The sound of the harpsichord (Tony Chinnery, 2012) is bright and flexible in tone color. The lower register occupies its share of the spectrum creditably, notably in the piece everyone knows best, "Les Baricades Mysterieuses," with its intriguing air of artfully blocked striving toward the treble. The miking seems close but never stifling in a recording made a year ago at the University of Chicago.

In the seventh book, a generalized group of character pieces titled "Les Petits Ages," a kind of harpsichord equivalent of Shakespeare's Seven Ages of Man (though Couperin contents himself with four), displays insight into the composer's probing, sensitive wit. The innocence and wide-open appetite for experience of the newborn passes into the restlessness of early childhood. Sonorities appropriate to Couperin's rendering of those early stages of life give way to the bumptious glare of adolescence, brilliantly outlined in Vinikour's playing. "Les Petits Ages" is crowned by the mellowness of "Les Delices" (the delights).
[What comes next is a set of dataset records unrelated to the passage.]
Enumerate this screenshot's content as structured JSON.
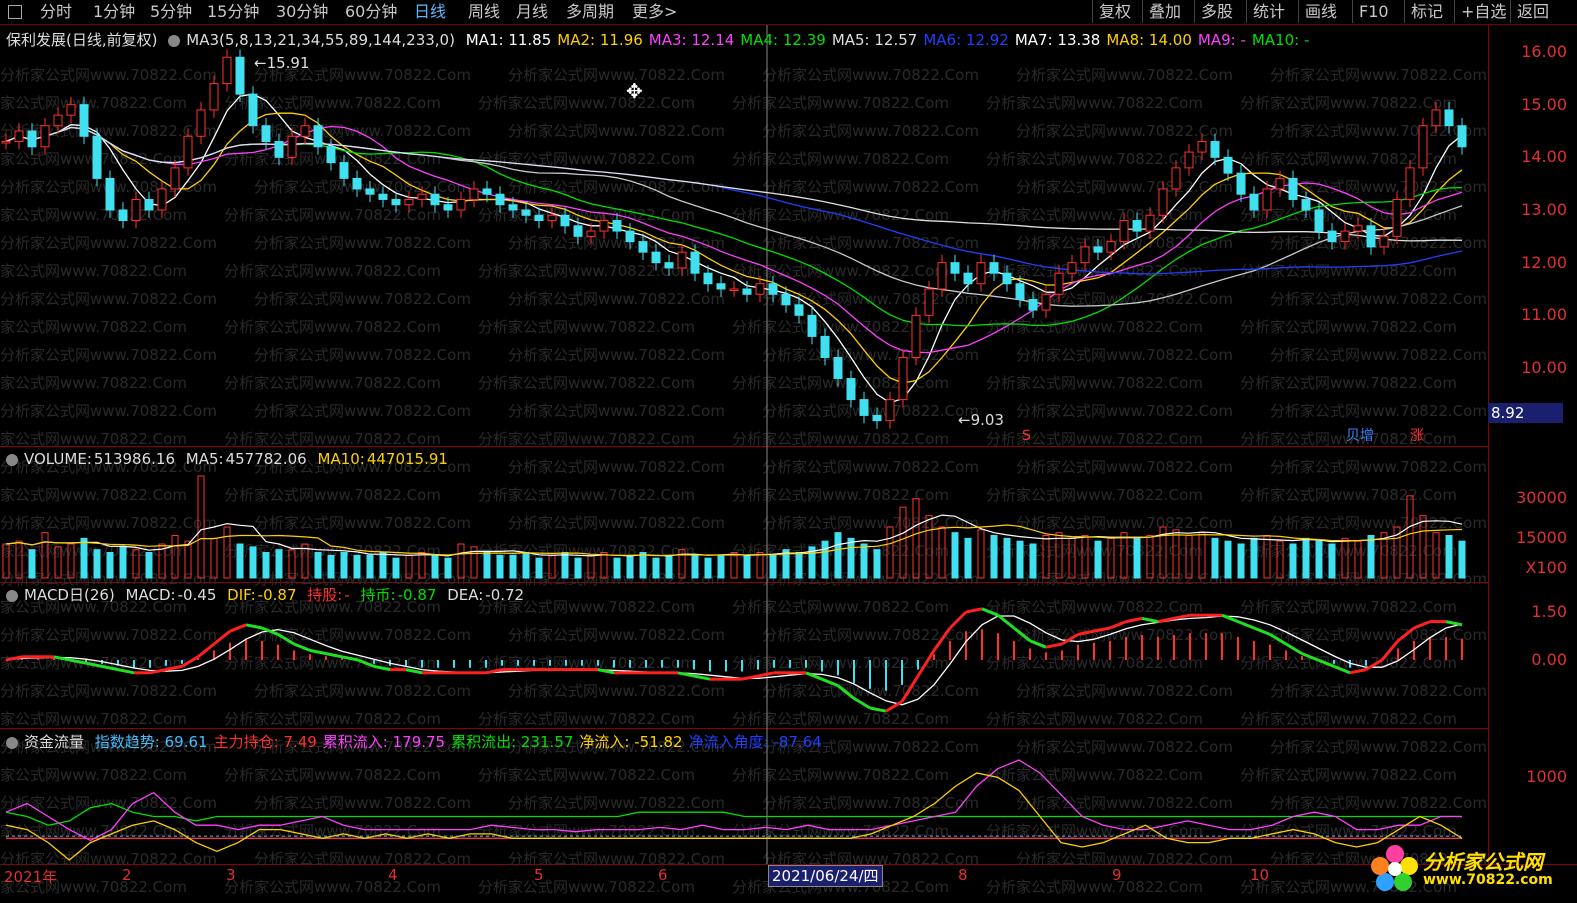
{
  "toolbar": {
    "tabs": [
      "分时",
      "1分钟",
      "5分钟",
      "15分钟",
      "30分钟",
      "60分钟",
      "日线",
      "周线",
      "月线",
      "多周期",
      "更多>"
    ],
    "active_tab": "日线",
    "right_buttons": [
      "复权",
      "叠加",
      "多股",
      "统计",
      "画线",
      "F10",
      "标记",
      "+自选",
      "返回"
    ]
  },
  "price_panel": {
    "title": "保利发展(日线,前复权)",
    "ma_params": "MA3(5,8,13,21,34,55,89,144,233,0)",
    "ma_values": [
      {
        "label": "MA1:",
        "value": "11.85",
        "color": "#ffffff"
      },
      {
        "label": "MA2:",
        "value": "11.96",
        "color": "#ffd000"
      },
      {
        "label": "MA3:",
        "value": "12.14",
        "color": "#ff40ff"
      },
      {
        "label": "MA4:",
        "value": "12.39",
        "color": "#00e000"
      },
      {
        "label": "MA5:",
        "value": "12.57",
        "color": "#dddddd"
      },
      {
        "label": "MA6:",
        "value": "12.92",
        "color": "#2040ff"
      },
      {
        "label": "MA7:",
        "value": "13.38",
        "color": "#ffffff"
      },
      {
        "label": "MA8:",
        "value": "14.00",
        "color": "#ffd000"
      },
      {
        "label": "MA9:",
        "value": "-",
        "color": "#ff40ff"
      },
      {
        "label": "MA10:",
        "value": "-",
        "color": "#00e000"
      }
    ],
    "high_label": "15.91",
    "low_label": "9.03",
    "current_price": "8.92",
    "y_ticks": [
      "16.00",
      "15.00",
      "14.00",
      "13.00",
      "12.00",
      "11.00",
      "10.00"
    ],
    "markers": [
      "S",
      "贝增",
      "涨"
    ]
  },
  "volume_panel": {
    "title": "VOLUME:",
    "value": "513986.16",
    "ma5_label": "MA5:",
    "ma5": "457782.06",
    "ma10_label": "MA10:",
    "ma10": "447015.91",
    "y_ticks": [
      "30000",
      "15000",
      "X100"
    ]
  },
  "macd_panel": {
    "title": "MACD日(26)",
    "macd_label": "MACD:",
    "macd": "-0.45",
    "dif_label": "DIF:",
    "dif": "-0.87",
    "hold_label": "持股:",
    "hold": "-",
    "coin_label": "持币:",
    "coin": "-0.87",
    "dea_label": "DEA:",
    "dea": "-0.72",
    "y_ticks": [
      "1.50",
      "0.00"
    ]
  },
  "flow_panel": {
    "title": "资金流量",
    "items": [
      {
        "label": "指数趋势:",
        "value": "69.61",
        "color": "#40c0ff"
      },
      {
        "label": "主力持仓:",
        "value": "7.49",
        "color": "#ff3030"
      },
      {
        "label": "累积流入:",
        "value": "179.75",
        "color": "#ff40ff"
      },
      {
        "label": "累积流出:",
        "value": "231.57",
        "color": "#00e000"
      },
      {
        "label": "净流入:",
        "value": "-51.82",
        "color": "#ffd000"
      },
      {
        "label": "净流入角度:",
        "value": "-87.64",
        "color": "#2040ff"
      }
    ],
    "y_ticks": [
      "1000"
    ]
  },
  "x_axis": {
    "labels": [
      "2021年",
      "2",
      "3",
      "4",
      "5",
      "6",
      "8",
      "9",
      "10"
    ],
    "cursor_date": "2021/06/24/四"
  },
  "watermark": "分析家公式网www.70822.Com",
  "logo": {
    "line1": "分析家公式网",
    "line2": "www.70822.com"
  },
  "chart_data": {
    "type": "candlestick",
    "title": "保利发展(日线,前复权)",
    "ylim": [
      8.9,
      16.3
    ],
    "close_series": [
      14.3,
      14.5,
      14.2,
      14.6,
      14.8,
      15.0,
      14.4,
      13.6,
      13.0,
      12.8,
      13.2,
      13.0,
      13.4,
      13.8,
      14.4,
      14.9,
      15.4,
      15.9,
      15.2,
      14.6,
      14.3,
      14.0,
      14.4,
      14.6,
      14.2,
      13.9,
      13.6,
      13.4,
      13.3,
      13.2,
      13.1,
      13.2,
      13.3,
      13.1,
      13.0,
      13.2,
      13.4,
      13.3,
      13.1,
      13.0,
      12.9,
      12.8,
      12.9,
      12.7,
      12.5,
      12.6,
      12.8,
      12.6,
      12.4,
      12.2,
      12.0,
      11.9,
      12.2,
      11.8,
      11.6,
      11.5,
      11.5,
      11.4,
      11.6,
      11.4,
      11.2,
      11.0,
      10.6,
      10.2,
      9.8,
      9.4,
      9.1,
      9.0,
      9.4,
      10.2,
      11.0,
      11.5,
      12.0,
      11.8,
      11.6,
      12.0,
      11.8,
      11.6,
      11.3,
      11.1,
      11.4,
      11.8,
      12.0,
      12.3,
      12.2,
      12.4,
      12.8,
      12.6,
      12.9,
      13.4,
      13.8,
      14.1,
      14.3,
      14.0,
      13.7,
      13.3,
      13.0,
      13.4,
      13.6,
      13.2,
      13.0,
      12.6,
      12.4,
      12.6,
      12.7,
      12.3,
      12.5,
      13.2,
      13.8,
      14.6,
      14.9,
      14.6,
      14.2
    ],
    "volume_series_x100": [
      12000,
      13000,
      10000,
      16000,
      11000,
      12000,
      14000,
      10000,
      9000,
      11000,
      10000,
      9000,
      12000,
      15000,
      13000,
      36000,
      14000,
      18000,
      12000,
      11000,
      9000,
      10000,
      10000,
      12000,
      9000,
      8000,
      9000,
      8000,
      8000,
      9000,
      7000,
      8000,
      9000,
      8000,
      7000,
      12000,
      11000,
      9000,
      8000,
      8000,
      9000,
      7000,
      8000,
      9000,
      7000,
      8000,
      9000,
      7000,
      8000,
      9000,
      7000,
      8000,
      10000,
      8000,
      7000,
      8000,
      9000,
      8000,
      9000,
      8000,
      10000,
      9000,
      11000,
      13000,
      16000,
      14000,
      12000,
      10000,
      18000,
      25000,
      28000,
      22000,
      18000,
      16000,
      14000,
      17000,
      15000,
      14000,
      13000,
      12000,
      15000,
      16000,
      14000,
      15000,
      13000,
      14000,
      16000,
      14000,
      15000,
      18000,
      17000,
      15000,
      16000,
      14000,
      13000,
      12000,
      14000,
      15000,
      13000,
      12000,
      14000,
      13000,
      12000,
      14000,
      13000,
      15000,
      16000,
      18000,
      29000,
      22000,
      16000,
      15000,
      13000
    ],
    "macd_dif": [
      0.0,
      0.1,
      0.1,
      0.1,
      0.0,
      -0.1,
      -0.2,
      -0.3,
      -0.4,
      -0.4,
      -0.3,
      -0.2,
      0.1,
      0.5,
      0.9,
      1.1,
      1.0,
      0.8,
      0.5,
      0.3,
      0.2,
      0.1,
      0.0,
      -0.2,
      -0.3,
      -0.3,
      -0.4,
      -0.4,
      -0.4,
      -0.4,
      -0.4,
      -0.3,
      -0.3,
      -0.3,
      -0.3,
      -0.3,
      -0.3,
      -0.3,
      -0.4,
      -0.4,
      -0.4,
      -0.4,
      -0.4,
      -0.5,
      -0.6,
      -0.6,
      -0.6,
      -0.5,
      -0.4,
      -0.4,
      -0.4,
      -0.6,
      -0.8,
      -1.2,
      -1.5,
      -1.6,
      -1.3,
      -0.5,
      0.3,
      1.0,
      1.5,
      1.6,
      1.4,
      1.0,
      0.6,
      0.4,
      0.5,
      0.8,
      0.9,
      1.0,
      1.2,
      1.3,
      1.2,
      1.3,
      1.4,
      1.4,
      1.4,
      1.2,
      1.0,
      0.8,
      0.5,
      0.2,
      0.0,
      -0.2,
      -0.4,
      -0.3,
      0.0,
      0.6,
      1.0,
      1.2,
      1.2,
      1.1
    ],
    "flow_series": {
      "accumulated_inflow": [
        780,
        820,
        760,
        700,
        650,
        700,
        820,
        870,
        780,
        720,
        720,
        700,
        720,
        720,
        740,
        760,
        720,
        700,
        700,
        700,
        700,
        700,
        700,
        720,
        710,
        700,
        700,
        690,
        700,
        700,
        700,
        710,
        700,
        720,
        700,
        700,
        710,
        700,
        720,
        700,
        700,
        700,
        720,
        740,
        760,
        780,
        900,
        980,
        1020,
        960,
        860,
        760,
        720,
        700,
        700,
        720,
        740,
        720,
        700,
        700,
        720,
        760,
        780,
        760,
        700,
        700,
        720,
        720,
        760,
        760
      ],
      "accumulated_outflow": [
        780,
        760,
        720,
        740,
        800,
        820,
        780,
        760,
        760,
        740,
        760,
        760,
        760,
        760,
        760,
        760,
        760,
        760,
        760,
        760,
        760,
        760,
        760,
        760,
        760,
        760,
        760,
        760,
        760,
        760,
        780,
        780,
        780,
        780,
        780,
        760,
        760,
        760,
        760,
        760,
        760,
        760,
        760,
        760,
        760,
        760,
        760,
        760,
        760,
        760,
        760,
        760,
        760,
        760,
        760,
        760,
        760,
        760,
        760,
        760,
        760,
        760,
        760,
        760,
        760,
        760,
        760,
        760,
        760,
        760
      ],
      "net_inflow": [
        720,
        700,
        640,
        560,
        640,
        680,
        720,
        740,
        700,
        640,
        600,
        640,
        700,
        700,
        680,
        660,
        680,
        660,
        680,
        660,
        680,
        660,
        680,
        680,
        660,
        660,
        660,
        660,
        660,
        660,
        660,
        660,
        660,
        660,
        660,
        660,
        660,
        660,
        660,
        660,
        660,
        680,
        720,
        760,
        820,
        900,
        960,
        940,
        880,
        760,
        640,
        620,
        640,
        680,
        720,
        660,
        640,
        640,
        660,
        660,
        680,
        700,
        680,
        640,
        620,
        640,
        700,
        760,
        720,
        660
      ],
      "main_position": [
        660,
        660,
        660,
        660,
        660,
        660,
        660,
        660,
        660,
        660,
        660,
        660,
        660,
        660,
        660,
        660,
        660,
        660,
        660,
        660,
        660,
        660,
        660,
        660,
        660,
        660,
        660,
        660,
        660,
        660,
        660,
        660,
        660,
        660,
        660,
        660,
        660,
        660,
        660,
        660,
        660,
        660,
        660,
        660,
        660,
        660,
        660,
        660,
        660,
        660,
        660,
        660,
        660,
        660,
        660,
        660,
        660,
        660,
        660,
        660,
        660,
        660,
        660,
        660,
        660,
        660,
        660,
        660,
        660,
        660
      ]
    }
  }
}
Less abstract portraiture is also engaging: In the sixth book, "Les Bergeries" offers a glimpse of pastoral life decorated by twittering birds, and the two pieces  that conclude the set dip into the world of people and insects: "La Commere" clatters just enough to portray the lively tediousness of gossip, and "Le Moucheron" darts and dips, with trills buzzing, in deft imitation of the fly in its title.

The focus on dance forms in the eighth book, doggedly rooted in B minor, exemplifies the formal acumen also evident in Couperin's chamber music. The Passacaille that concludes the ordre, and brings this disc to a glorious conclusion, exemplifies Couperin's ability to put his signature on the technical and expressive resources of the harpsichord when the aim was to make a received form personal, just as his younger contemporary J.S. Bach did with such dance forms in his suites.

Along the way, as in the same book's "Sarabande: "L'Unique" that gives the disc its title, Couperin  creates an attractive structure that's like a palace with an integrated decor scheme that magnifies the whole. Vinikour is a docent of incomparable insight, commitment, and thorough preparation.